Posted: Fri Jul 10, 2015 3:55 pm
by Joost Buijs
kbhearn wrote:
vittyvirus wrote:
Joost Buijs wrote:
Joerg Oster wrote: That's quite funny, because for me as a non-programmer this was rather easy to understand.
And I find it far better readable code than to always write "SquareBB[square]" ...
For a programmer it is just counterintuitive, and it doesn't serve any purpose.
The & operator is defined to do a bitwise and, when you overload it and give it a different meaning this is very confusing.
Infact it's very useful.
1. It helps in writing short, concise code.

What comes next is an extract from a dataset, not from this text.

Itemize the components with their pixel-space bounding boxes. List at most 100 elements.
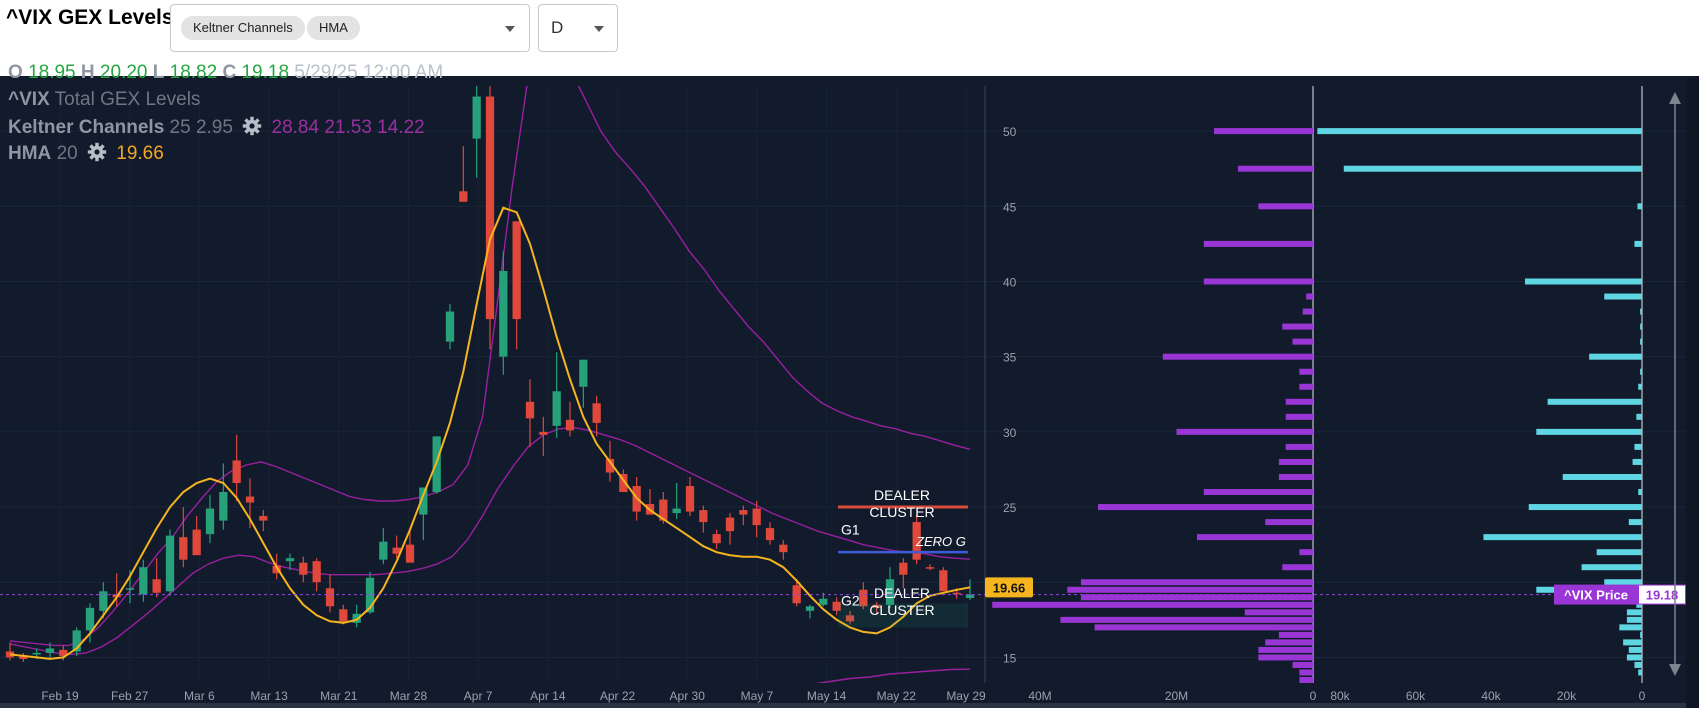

2. There can be bugs (and I've seen them) like doing x & sq instead of x & SqMask[sq]
3. It's extensible. For example, 1ULL << sq might be faster than SqMask[sq]. You just need to change few lines of code.
4. There are intrinsics for checking whether a given bit is set or not. You only need to change couple of lines of code to use those intrinsics.
all of those advantages can be gained with a named member function instead of an operator, with none of the downside of breaking expected functionality of an operator.
Indeed, a member function or even a simple macro can do the same without the need to redefine an operator.